One of the things I like about protesting with Anonymous is the humor. Dancing, horrible puns, theme protests...Anonymous fought back against a deadly serious enemy, Scientology, Inc.
The organization has shown it's willing to spend millions to destroy its critics. They spent over a million dollars to get protester Keith Henson jailed in Riverside County. His trial is still able to invoke awe and disbelief amongst lawyers who happen across it.
Scientologists are, for the most part, utterly humorless when it comes to discussion of their chosen religion. In fact, "joking and degrading" are criminal acts within Scientology.They are not unlike members of the tea-flavored elephants of the GOP.
It seems that some brilliant Democrat strategist has taken a page out of the Anonymous' "Jokers and Degraders" playbook, resulting in tactics I can only cheer on and encourage lawmakers to do more of.
It first caught my attention in Indiana, when the Huffington Post featured an article about a Republican lawmaker who pulled his bill that would have forced welfare applicants to undergo drug testing.
Why? Because some jester in blue amended the bill to include legislators! When you think about it, this makes good sense. If airline pilots, bus drivers and passenger boat crew have to be tested because the lives of many are in their hands, what of people steering an entire nation? Their decisions impact the lives of millions. Why are they NOT being drug tested?
Following that story, Virginia State Sen. Janet Howell (D-Fairfax) pulled her own epic troll by adding a requirement that men seeking help for erectile dysfunction undergo a rectal and cardiac exam first to ensure they're healthy enough to pursue sexual activity to a bill requiring women to undergo an ultrasound prior to undergoing an abortion. Curiously, the bill was pulled.

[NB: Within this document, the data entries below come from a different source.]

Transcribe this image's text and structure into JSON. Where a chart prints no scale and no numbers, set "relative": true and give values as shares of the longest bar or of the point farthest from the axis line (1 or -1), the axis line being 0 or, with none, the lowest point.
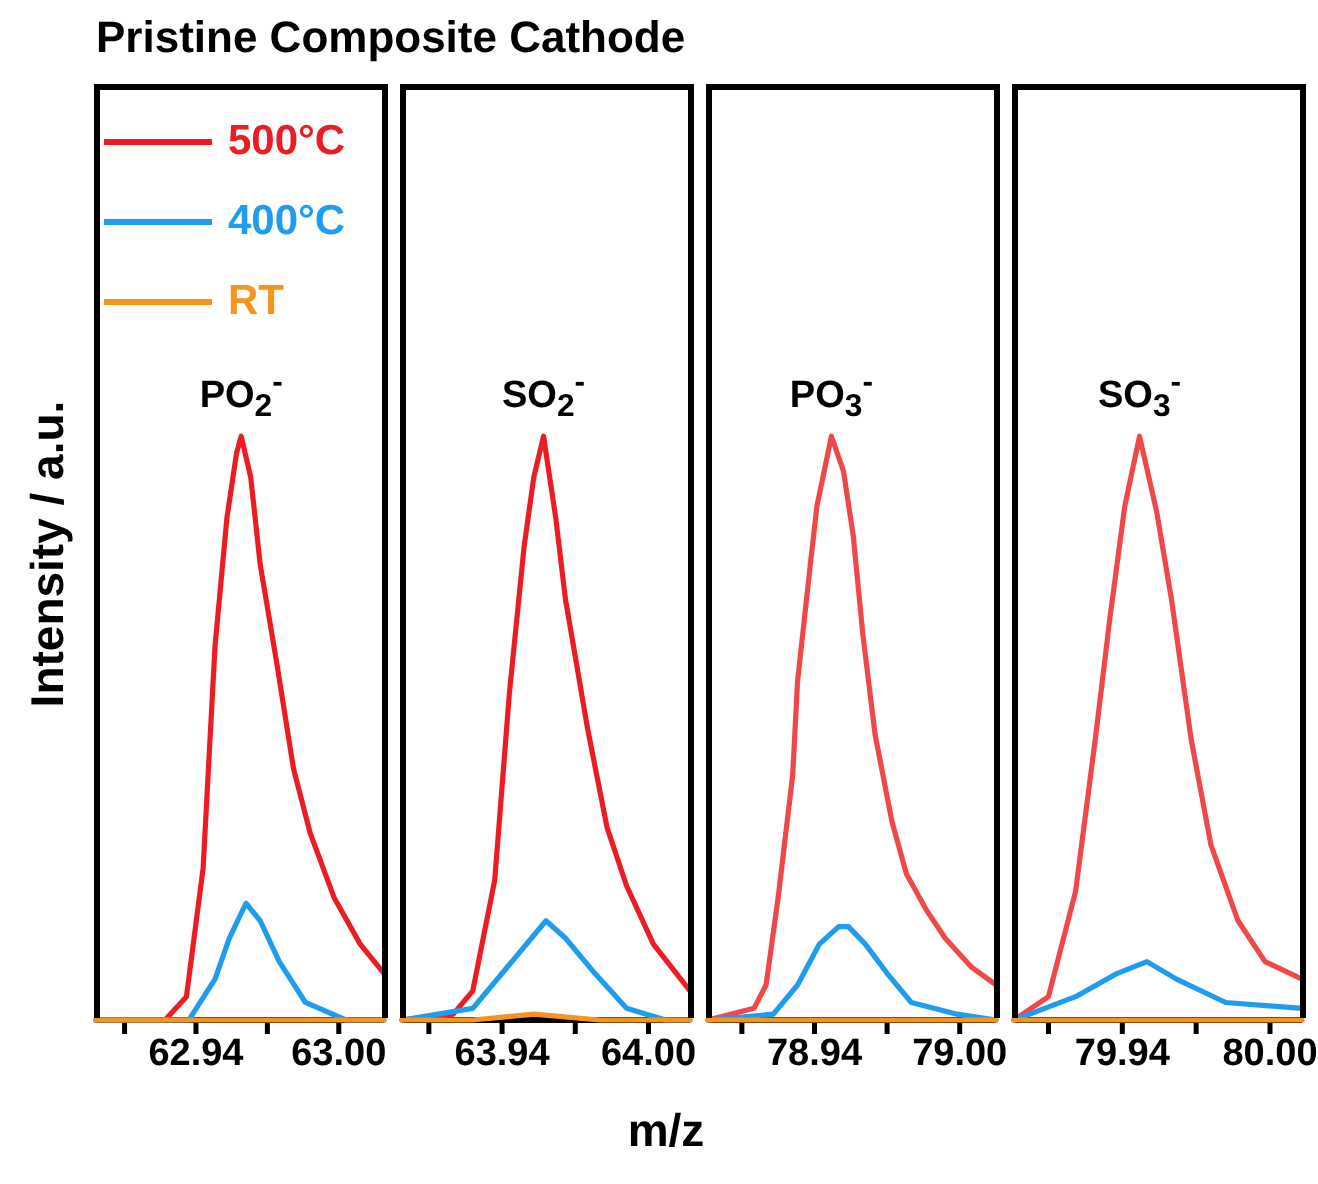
{
  "chart_data": [
    {
      "type": "line",
      "title": "Pristine Composite Cathode",
      "ylabel": "Intensity / a.u.",
      "relative": true,
      "tick_labels": "x",
      "legend": "top left",
      "xlim": [
        62.898,
        63.019
      ],
      "xticks": [
        {
          "value": 62.91,
          "label": null
        },
        62.94,
        {
          "value": 62.97,
          "label": null
        },
        {
          "value": 63,
          "label": "63.00"
        }
      ],
      "annotations": [
        {
          "text": "PO$_{2}$$^{-}$",
          "x": 62.959,
          "y": 1
        }
      ],
      "series": [
        {
          "name": "500°C",
          "color": "#ec1c24",
          "x": [
            62.898,
            62.927,
            62.936,
            62.943,
            62.948,
            62.953,
            62.957,
            62.959,
            62.963,
            62.967,
            62.974,
            62.981,
            62.988,
            62.998,
            63.009,
            63.019
          ],
          "values": [
            0,
            0,
            0.04,
            0.26,
            0.64,
            0.86,
            0.97,
            1,
            0.93,
            0.78,
            0.61,
            0.43,
            0.32,
            0.21,
            0.13,
            0.08
          ]
        },
        {
          "name": "400°C",
          "color": "#1e9cf0",
          "x": [
            62.898,
            62.937,
            62.948,
            62.954,
            62.961,
            62.967,
            62.975,
            62.986,
            63.003,
            63.019
          ],
          "values": [
            0,
            0,
            0.07,
            0.14,
            0.2,
            0.17,
            0.1,
            0.03,
            0,
            0
          ]
        },
        {
          "name": "RT",
          "color": "#f7941d",
          "x": [
            62.898,
            62.96,
            63.019
          ],
          "values": [
            0,
            0,
            0
          ]
        }
      ]
    },
    {
      "type": "line",
      "xlabel": "m/z",
      "relative": true,
      "tick_labels": "x",
      "xlim": [
        63.899,
        64.017
      ],
      "xticks": [
        {
          "value": 63.91,
          "label": null
        },
        63.94,
        {
          "value": 63.97,
          "label": null
        },
        {
          "value": 64,
          "label": "64.00"
        }
      ],
      "annotations": [
        {
          "text": "SO$_{2}$$^{-}$",
          "x": 63.957,
          "y": 1
        }
      ],
      "series": [
        {
          "color": "#ec1c24",
          "x": [
            63.899,
            63.92,
            63.928,
            63.937,
            63.943,
            63.949,
            63.953,
            63.957,
            63.962,
            63.966,
            63.975,
            63.983,
            63.991,
            64.002,
            64.017
          ],
          "values": [
            0,
            0.01,
            0.05,
            0.24,
            0.56,
            0.81,
            0.93,
            1,
            0.86,
            0.72,
            0.5,
            0.33,
            0.23,
            0.13,
            0.05
          ]
        },
        {
          "color": "#1e9cf0",
          "x": [
            63.899,
            63.928,
            63.942,
            63.952,
            63.958,
            63.966,
            63.978,
            63.991,
            64.007,
            64.017
          ],
          "values": [
            0,
            0.02,
            0.09,
            0.14,
            0.17,
            0.14,
            0.08,
            0.02,
            0,
            0
          ]
        },
        {
          "color": "#f7941d",
          "x": [
            63.899,
            63.928,
            63.953,
            63.98,
            64.017
          ],
          "values": [
            0,
            0,
            0.01,
            0,
            0
          ]
        }
      ]
    },
    {
      "type": "line",
      "relative": true,
      "tick_labels": "x",
      "xlim": [
        78.896,
        79.015
      ],
      "xticks": [
        {
          "value": 78.91,
          "label": null
        },
        78.94,
        {
          "value": 78.97,
          "label": null
        },
        {
          "value": 79,
          "label": "79.00"
        }
      ],
      "annotations": [
        {
          "text": "PO$_{3}$$^{-}$",
          "x": 78.947,
          "y": 1
        }
      ],
      "series": [
        {
          "color": "#f04848",
          "x": [
            78.896,
            78.915,
            78.92,
            78.925,
            78.931,
            78.933,
            78.938,
            78.941,
            78.945,
            78.947,
            78.952,
            78.956,
            78.96,
            78.965,
            78.972,
            78.978,
            78.986,
            78.994,
            79.005,
            79.015
          ],
          "values": [
            0,
            0.02,
            0.06,
            0.21,
            0.42,
            0.58,
            0.77,
            0.88,
            0.96,
            1,
            0.94,
            0.83,
            0.66,
            0.49,
            0.34,
            0.25,
            0.19,
            0.14,
            0.09,
            0.06
          ]
        },
        {
          "color": "#1e9cf0",
          "x": [
            78.896,
            78.923,
            78.933,
            78.942,
            78.95,
            78.954,
            78.961,
            78.97,
            78.98,
            78.999,
            79.015
          ],
          "values": [
            0,
            0.01,
            0.06,
            0.13,
            0.16,
            0.16,
            0.13,
            0.08,
            0.03,
            0.01,
            0
          ]
        },
        {
          "color": "#f7941d",
          "x": [
            78.896,
            78.95,
            79.015
          ],
          "values": [
            0,
            0,
            0
          ]
        }
      ]
    },
    {
      "type": "line",
      "relative": true,
      "tick_labels": "x",
      "xlim": [
        79.896,
        80.013
      ],
      "xticks": [
        {
          "value": 79.91,
          "label": null
        },
        79.94,
        {
          "value": 79.97,
          "label": null
        },
        {
          "value": 80,
          "label": "80.00"
        }
      ],
      "annotations": [
        {
          "text": "SO$_{3}$$^{-}$",
          "x": 79.947,
          "y": 1
        }
      ],
      "series": [
        {
          "color": "#f04848",
          "x": [
            79.896,
            79.91,
            79.921,
            79.929,
            79.935,
            79.941,
            79.947,
            79.954,
            79.96,
            79.968,
            79.976,
            79.987,
            79.998,
            80.013
          ],
          "values": [
            0,
            0.04,
            0.22,
            0.48,
            0.69,
            0.88,
            1,
            0.87,
            0.72,
            0.48,
            0.3,
            0.17,
            0.1,
            0.07
          ]
        },
        {
          "color": "#1e9cf0",
          "x": [
            79.896,
            79.921,
            79.938,
            79.95,
            79.962,
            79.982,
            80.013
          ],
          "values": [
            0,
            0.04,
            0.08,
            0.1,
            0.07,
            0.03,
            0.02
          ]
        },
        {
          "color": "#f7941d",
          "x": [
            79.896,
            79.95,
            80.013
          ],
          "values": [
            0,
            0,
            0
          ]
        }
      ]
    }
  ]
}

Gentlemen, turn your heads and cough.
And the most recent bill, which unfortunately passed despite the addition of Scientology to a bill seeking to teach creationism in public schools in Indiana demonstrates how determined Christianists are to teach religion at the expense of education. Of course, the first time Scientology is introduced as a topic, you will hear a mighty baww arise from the right. Volcanos? Evil galactic overlords? Souls of murdered space aliens?
As long as you can get Adam and Eve riding on an Apatosaurus, it's all good, what?
The deadly serious jesters of the GOP aren't capable of dealing with humor of this magnitude. By attaching these amendments to absurd or abusive bills, the ridiculous and hypocritical antics of the religious right are righteously mocked.
Why shouldn't men have to be tested before taking Viagra?
Why shouldn't kids learn about the evil galactic overlord, Xenu?
Why shouldn't legislators be drug tested?
These apparently silly amendments are actually anything but. It's a brilliant tactic on many levels, one which raises valid questions, and one which feeds my inner troll.